Wall Street analysts expected Citigroup, the country’s third largest bank, to report slightly more revenue than it actually did for the quarter. The difference was less than $100 million, but the miss still sent Citi’s shares lower on Friday. Citi’s loans grew by 4 percent from a year earlier, well below the 7 percent rise in the first quarter of this year. After adjusting for changes in currency exchange rates, Citi’s loans grew 5 percent in the second quarter compared with a year earlier, the bank noted in its earnings release. Loans to corporations grew by 8 percent in the second quarter.
Wells Fargo’s loans declined by 1.4 percent in the second quarter. Analysts did not expect strong growth at Wells Fargo after the Federal Reserve earlier this year required that the bank cap the growth of its balance sheet while it fixes the problems that led to a string of scandals.
But last month, Wells Fargo’s chief financial officer, John Shrewsberry, said the cap was not a significant factor. “It’s not a constraint on organic loan growth,” he said.
The Trump administration has contended that many of the regulations introduced after the financial crisis a decade ago to make banks stronger have held back lending and weighed on the wider economy. But annual loan growth for the banking sector as a whole was stronger in the last two years of the Obama administration, according to figures from the Fed.

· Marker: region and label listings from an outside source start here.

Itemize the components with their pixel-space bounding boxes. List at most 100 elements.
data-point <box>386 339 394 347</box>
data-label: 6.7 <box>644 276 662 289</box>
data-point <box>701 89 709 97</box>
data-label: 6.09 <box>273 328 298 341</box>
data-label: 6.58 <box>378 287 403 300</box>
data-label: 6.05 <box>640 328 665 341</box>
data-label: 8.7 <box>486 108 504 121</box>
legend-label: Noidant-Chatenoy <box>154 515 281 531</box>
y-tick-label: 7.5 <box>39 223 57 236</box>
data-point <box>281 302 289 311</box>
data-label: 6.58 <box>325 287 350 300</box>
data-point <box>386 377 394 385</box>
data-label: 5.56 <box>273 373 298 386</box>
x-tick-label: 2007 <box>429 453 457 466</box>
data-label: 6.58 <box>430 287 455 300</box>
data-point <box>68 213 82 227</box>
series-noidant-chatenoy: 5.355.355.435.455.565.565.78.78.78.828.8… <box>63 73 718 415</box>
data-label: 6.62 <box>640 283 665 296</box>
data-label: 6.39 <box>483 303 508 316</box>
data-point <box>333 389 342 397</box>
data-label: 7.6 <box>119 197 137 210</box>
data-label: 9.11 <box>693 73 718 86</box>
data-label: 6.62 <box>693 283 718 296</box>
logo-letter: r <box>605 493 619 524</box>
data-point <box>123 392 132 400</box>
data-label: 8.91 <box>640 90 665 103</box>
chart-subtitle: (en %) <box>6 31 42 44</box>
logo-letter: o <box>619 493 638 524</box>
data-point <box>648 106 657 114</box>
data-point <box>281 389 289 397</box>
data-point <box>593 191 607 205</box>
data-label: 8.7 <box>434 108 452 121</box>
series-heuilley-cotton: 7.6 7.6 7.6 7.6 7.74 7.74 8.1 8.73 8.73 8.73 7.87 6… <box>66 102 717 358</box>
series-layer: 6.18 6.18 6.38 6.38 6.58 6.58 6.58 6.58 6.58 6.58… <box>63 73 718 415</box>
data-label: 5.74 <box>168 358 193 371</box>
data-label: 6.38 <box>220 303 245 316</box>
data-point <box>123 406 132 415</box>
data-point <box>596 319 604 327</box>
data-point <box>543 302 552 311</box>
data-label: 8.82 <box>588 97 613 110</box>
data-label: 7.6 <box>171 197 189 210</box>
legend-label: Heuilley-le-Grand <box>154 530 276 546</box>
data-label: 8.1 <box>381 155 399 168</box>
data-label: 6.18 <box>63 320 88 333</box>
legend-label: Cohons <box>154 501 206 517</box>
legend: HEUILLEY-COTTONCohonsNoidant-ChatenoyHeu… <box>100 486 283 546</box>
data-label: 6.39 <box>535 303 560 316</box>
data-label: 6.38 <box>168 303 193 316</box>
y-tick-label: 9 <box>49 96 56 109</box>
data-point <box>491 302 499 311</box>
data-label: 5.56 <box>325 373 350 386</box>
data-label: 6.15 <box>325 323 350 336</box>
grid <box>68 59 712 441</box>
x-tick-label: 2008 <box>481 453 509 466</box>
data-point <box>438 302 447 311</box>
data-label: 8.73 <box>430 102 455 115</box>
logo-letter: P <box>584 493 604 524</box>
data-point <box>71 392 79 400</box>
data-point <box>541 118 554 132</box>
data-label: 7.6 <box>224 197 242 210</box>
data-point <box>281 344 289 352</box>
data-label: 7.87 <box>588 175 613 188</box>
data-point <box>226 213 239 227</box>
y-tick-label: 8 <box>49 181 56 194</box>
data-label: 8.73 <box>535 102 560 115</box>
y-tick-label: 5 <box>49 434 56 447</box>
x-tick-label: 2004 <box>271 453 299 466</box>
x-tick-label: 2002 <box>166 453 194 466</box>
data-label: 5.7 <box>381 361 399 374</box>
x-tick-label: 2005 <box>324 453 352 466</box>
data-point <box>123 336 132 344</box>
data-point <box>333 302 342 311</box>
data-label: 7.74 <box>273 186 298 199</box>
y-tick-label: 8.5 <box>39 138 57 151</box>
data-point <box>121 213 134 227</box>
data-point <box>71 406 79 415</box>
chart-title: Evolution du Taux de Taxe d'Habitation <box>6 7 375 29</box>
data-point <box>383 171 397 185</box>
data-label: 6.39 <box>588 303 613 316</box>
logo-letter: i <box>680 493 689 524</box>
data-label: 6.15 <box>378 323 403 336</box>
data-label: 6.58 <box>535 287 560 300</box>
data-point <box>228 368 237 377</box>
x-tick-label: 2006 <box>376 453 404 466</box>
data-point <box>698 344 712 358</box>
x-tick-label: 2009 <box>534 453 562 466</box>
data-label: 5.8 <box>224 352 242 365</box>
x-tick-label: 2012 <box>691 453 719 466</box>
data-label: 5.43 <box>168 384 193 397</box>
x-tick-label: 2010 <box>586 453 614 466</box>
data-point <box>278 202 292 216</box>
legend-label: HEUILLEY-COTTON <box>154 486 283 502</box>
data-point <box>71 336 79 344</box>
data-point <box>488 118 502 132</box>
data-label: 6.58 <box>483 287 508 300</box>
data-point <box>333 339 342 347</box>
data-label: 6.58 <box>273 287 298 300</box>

The recent sluggishness in loan growth is not necessarily a bad thing. Some borrowers, especially large companies, have been able to borrow freely for years. And while some individuals find it hard to get mortgages, the post-crisis overhaul set up rules that prevented banks from making loans that borrowers would find hard to repay. That the economy is expanding without a huge surge in credit is one of the reasons the current recovery has lasted longer than past ones.
“There’s a lot of debt out there already,” said Sheila Bair, a former head of the Federal Deposit Insurance Corporation. “It’s not necessarily bad that loan growth is slowing. What you don’t want them to do is search for borrowers and do a lot of non-creditworthy loans.”